David Lowery, songwriter for the bands Camper Van Beethoven and Cracker and outspoken activist for Artist’s rights in the digital age, wrote a lengthy and thoughtful response to Emily’s post that has gotten a lot of attention. David is passionate about the subject, and even though he carefully reigns himself in every few paragraphs, his riposte is highly emotional and borderline hostile at times.
I think a big part of this issue is actually a matter of user-experience. The real truth of the matter is that it’s not just Emily that “never owned any music to begin with”; none of us have ever really owned music. Sure, we can own a record or a compact-disc or an MP3, but these are only mediums. The real content, that stuff that flows out of speakers and radios and instruments, that stuff cannot be owned.
Herein lies the issue. Earlier formats were physical manifestations of music that you could hold in your hands and show off on your shelf. More importantly, they were often times the only way you could listen to a particular artist or song whenever you liked. They enabled a rewarding and positive experience and through that repeated experience became meaningful objects. Every scuffed record sleeve and cracked jewel case was representative of your unique relationship to the music. Nowadays however, there are a whole host of different ways to listen to a particular song on-demand, be it through a streaming service or simply through YouTube. An illegally obtained MP3 is completely indistinguishable from a legally purchased one. No matter how many times you listen to that digital file, it will never become meaningful to you in the same way that old forty-five did. It’s got no soul and it can be copied infinitely; it should come as no surprise that piracy is such a problem.
I agree unequivocally with David that we have to be responsible for our own actions, regardless of the relative convenience or inconvenience of doing the right thing. I also feel that people have to be responsible for their own health, regardless of the relative convenience or inconvenience of eating properly. To look at the increase in pirated music and draw the conclusion that my generation doesn’t care about artist rights is to look at rising obeisity rates and draw the conclusion that my generation would prefer to get diabetes and die young. Like it or not, people’s behavior is largely dictated by the systems in which they exist. This is why design is so critically important.

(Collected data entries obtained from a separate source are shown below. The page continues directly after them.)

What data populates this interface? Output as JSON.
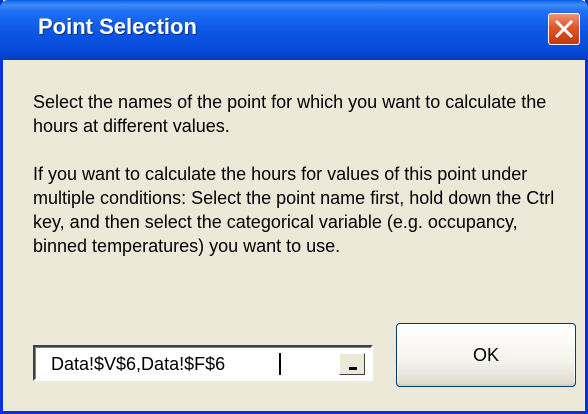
{
  "window": {
    "title": "Point Selection"
  },
  "body": {
    "paragraph1": "Select the names of the point for which you want to calculate the hours at different values.",
    "paragraph2": "If you want to calculate the hours for values of this point under multiple conditions: Select the point name first, hold down the Ctrl key, and then select the categorical variable (e.g. occupancy, binned temperatures) you want to use."
  },
  "ref_edit": {
    "value": "Data!$V$6,Data!$F$6"
  },
  "buttons": {
    "ok_label": "OK"
  },
  "icons": {
    "close": "close-icon",
    "collapse": "collapse-dialog-icon"
  },
  "colors": {
    "titlebar": "#0b56e4",
    "close_button": "#e0552c",
    "dialog_background": "#ece9d8"
  }
}
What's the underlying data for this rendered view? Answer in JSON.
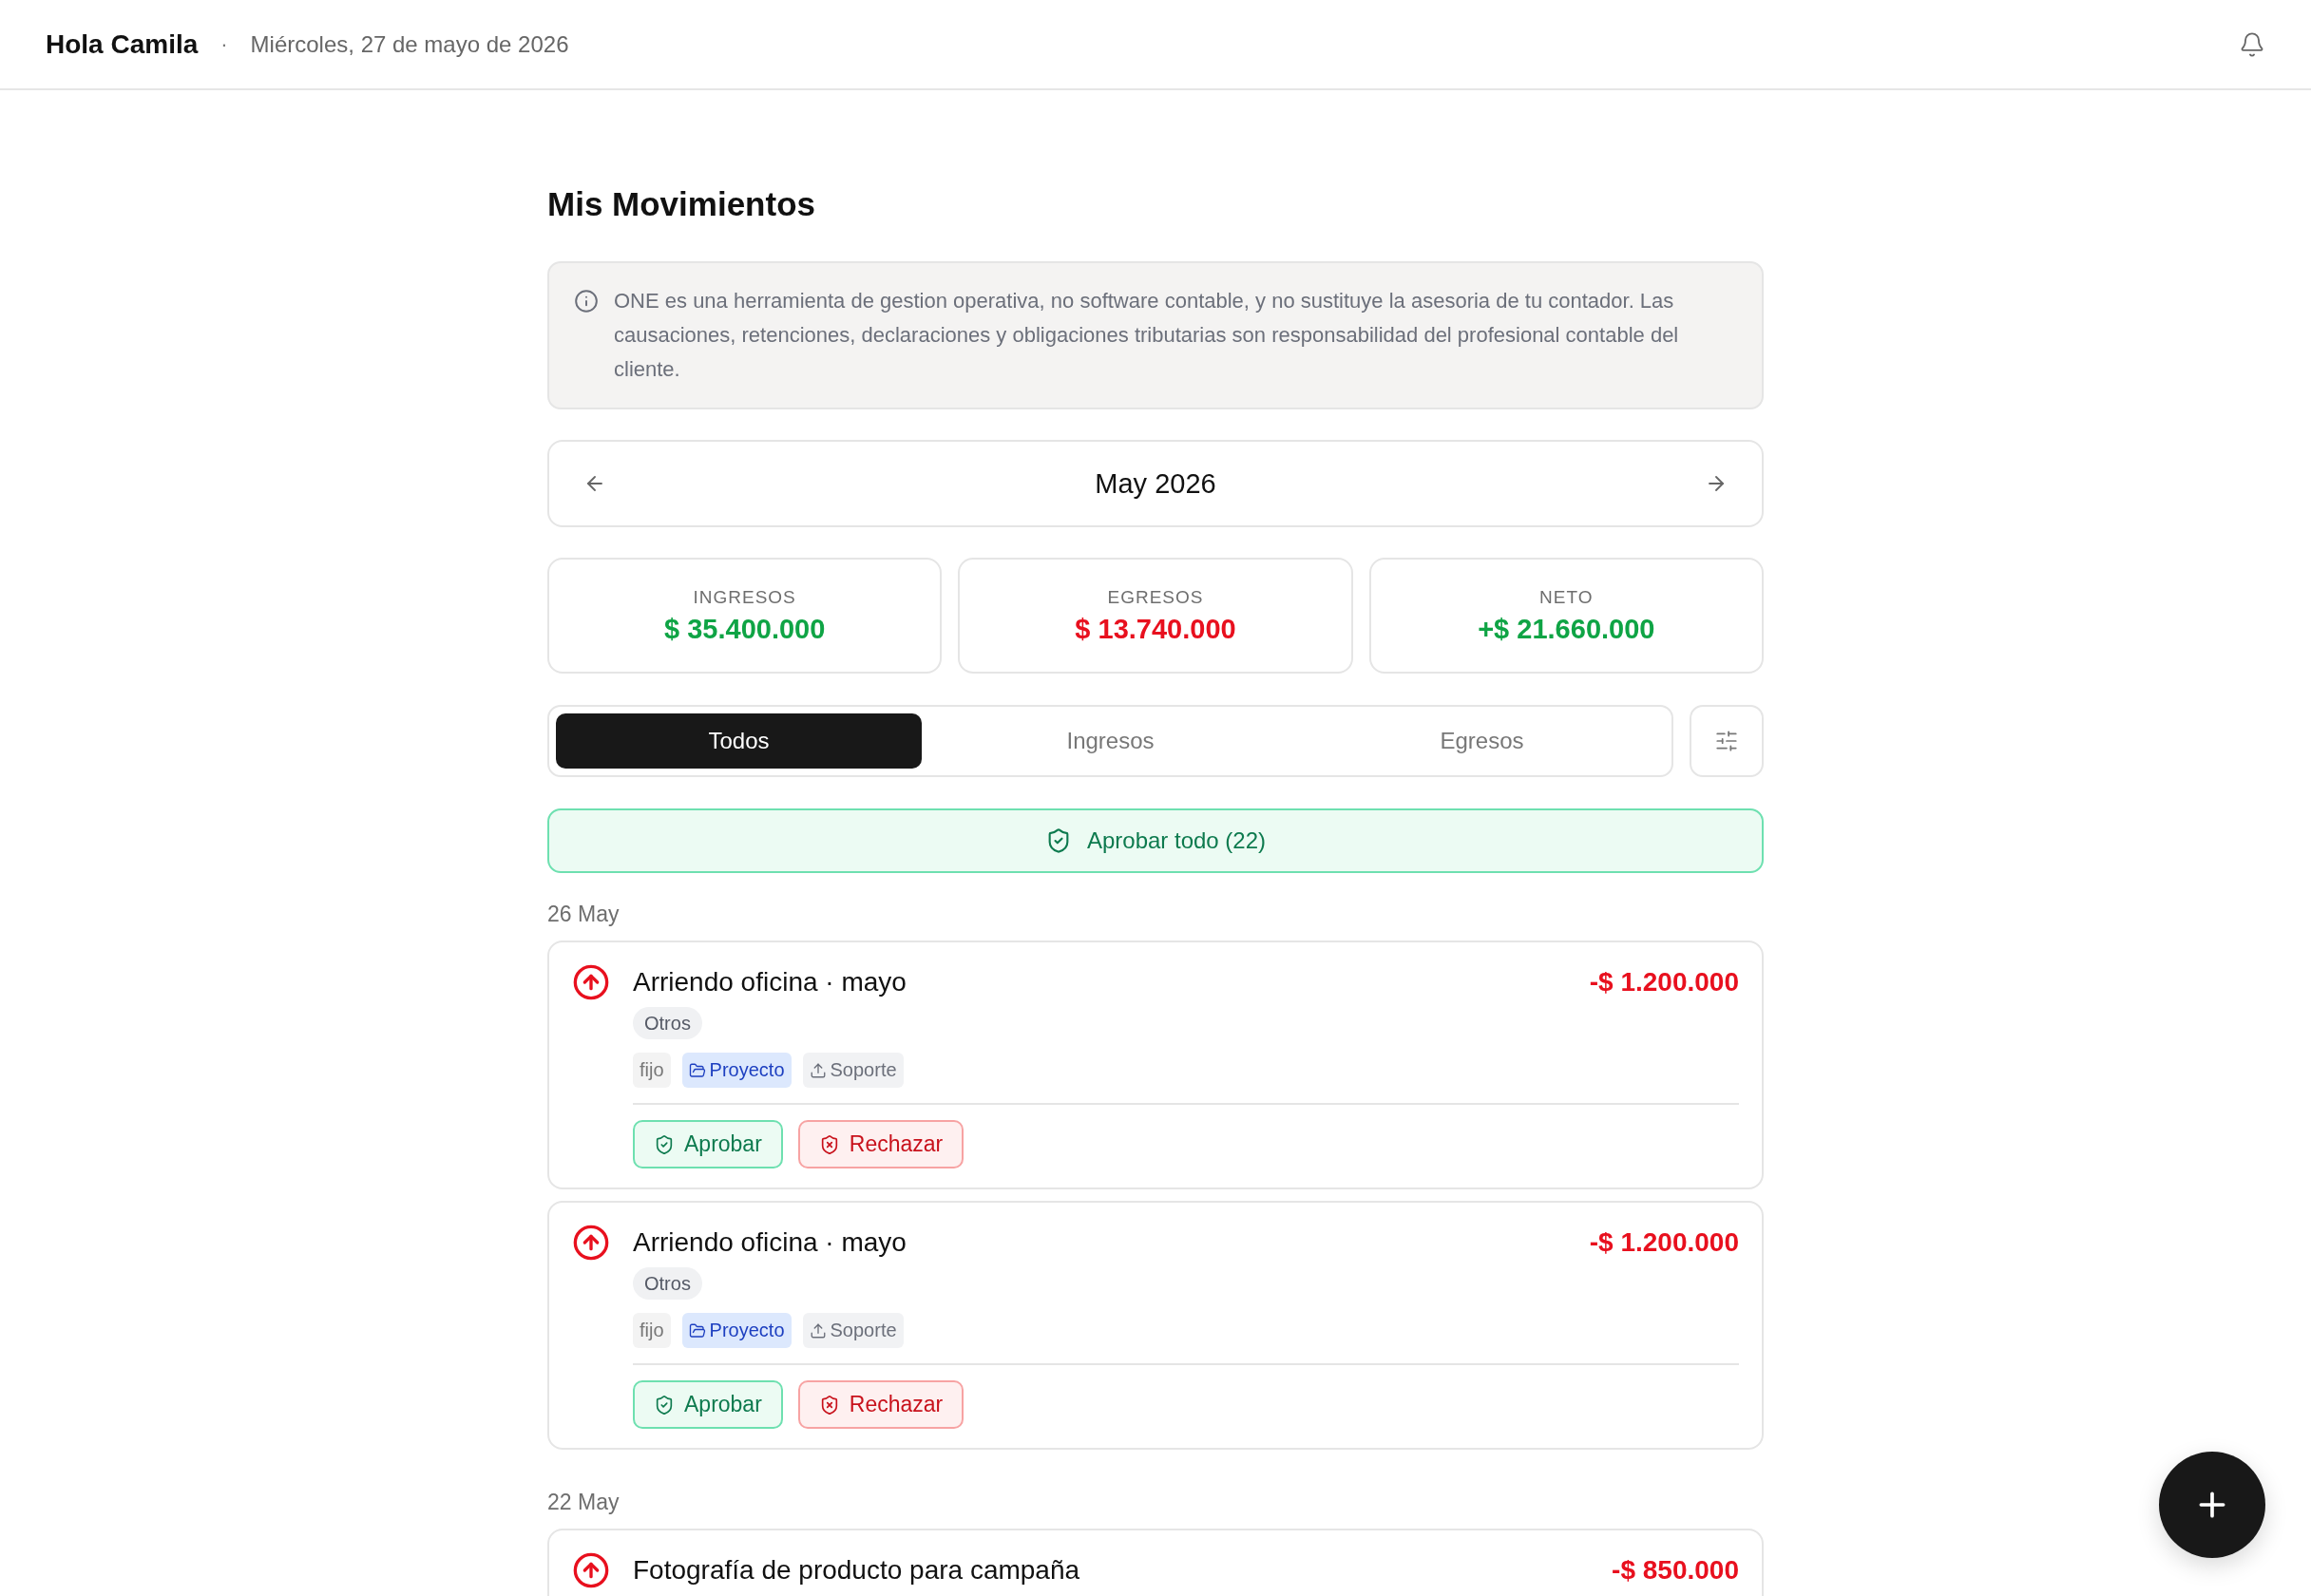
{
  "header": {
    "greeting": "Hola Camila",
    "separator": "·",
    "date": "Miércoles, 27 de mayo de 2026"
  },
  "page_title": "Mis Movimientos",
  "notice": "ONE es una herramienta de gestion operativa, no software contable, y no sustituye la asesoria de tu contador. Las causaciones, retenciones, declaraciones y obligaciones tributarias son responsabilidad del profesional contable del cliente.",
  "month": "May 2026",
  "summary": [
    {
      "kind": "income",
      "label": "INGRESOS",
      "amount": "$ 35.400.000"
    },
    {
      "kind": "expense",
      "label": "EGRESOS",
      "amount": "$ 13.740.000"
    },
    {
      "kind": "income",
      "label": "NETO",
      "amount": "+$ 21.660.000"
    }
  ],
  "tabs": [
    {
      "label": "Todos",
      "selected": true
    },
    {
      "label": "Ingresos",
      "selected": false
    },
    {
      "label": "Egresos",
      "selected": false
    }
  ],
  "approve_all": "Aprobar todo (22)",
  "groups": [
    {
      "date": "26 May",
      "items": [
        {
          "kind": "expense",
          "title": "Arriendo oficina · mayo",
          "amount": "-$ 1.200.000",
          "category": "Otros",
          "tags": [
            {
              "kind": "plain",
              "label": "fijo"
            },
            {
              "kind": "project",
              "label": "Proyecto"
            },
            {
              "kind": "upload",
              "label": "Soporte"
            }
          ],
          "actions": [
            {
              "kind": "approve",
              "label": "Aprobar"
            },
            {
              "kind": "reject",
              "label": "Rechazar"
            }
          ]
        },
        {
          "kind": "expense",
          "title": "Arriendo oficina · mayo",
          "amount": "-$ 1.200.000",
          "category": "Otros",
          "tags": [
            {
              "kind": "plain",
              "label": "fijo"
            },
            {
              "kind": "project",
              "label": "Proyecto"
            },
            {
              "kind": "upload",
              "label": "Soporte"
            }
          ],
          "actions": [
            {
              "kind": "approve",
              "label": "Aprobar"
            },
            {
              "kind": "reject",
              "label": "Rechazar"
            }
          ]
        }
      ]
    },
    {
      "date": "22 May",
      "items": [
        {
          "kind": "expense",
          "title": "Fotografía de producto para campaña",
          "amount": "-$ 850.000"
        }
      ]
    }
  ]
}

One section near the end of David’s response was particularly compelling to me:
Many in your generation are willing to pay a little extra to buy “fair trade” coffee that insures the workers that harvested the coffee were paid fairly. Many in your generation will pay a little more to buy clothing and shoes from manufacturers that certify they don’t use sweatshops. Many in your generation pressured Apple to examine working conditions at Foxconn in China. Your generation is largely responsible for the recent cultural changes that has given more equality to same sex couples. On nearly every count your generation is much more ethical and fair than my generation. Except for one thing. Artist rights.
I could not help but think of Kickstarter as I was reading this. Despite existing in a culture where musicians and other artists have a harder time than ever making a living selling their life’s work, Kickstarter expects to provide more funding to the Arts than the NEA in 2012. I strongly believe (and have mentioned before) that a critical part of Kickstarter’s success lies in their constructed culture of “backing”. In reality, buying an album has always been “backing” the band that recorded it, but that feeling was cheapened and lost when the reward for your support changed from a physical object to a digital file. Kickstarter has brought this warm and fuzzy feeling back to the surface through careful attenion to design and interaction, and now it seems like it would be easier for a band to get support from their fans before they record their next hit album instead of after.
There is a staggering opportunity in all of this. Reconsideration of the experience of buying and consuming music (and movies and television and video games and software) could change people’s behavior for the better, and in turn reinvigorate these faltering markets. Kickstarter has already shown that people are willing to support the things they love, they just need to be reminded of how powerful buying, or refusing to buy, a product can be.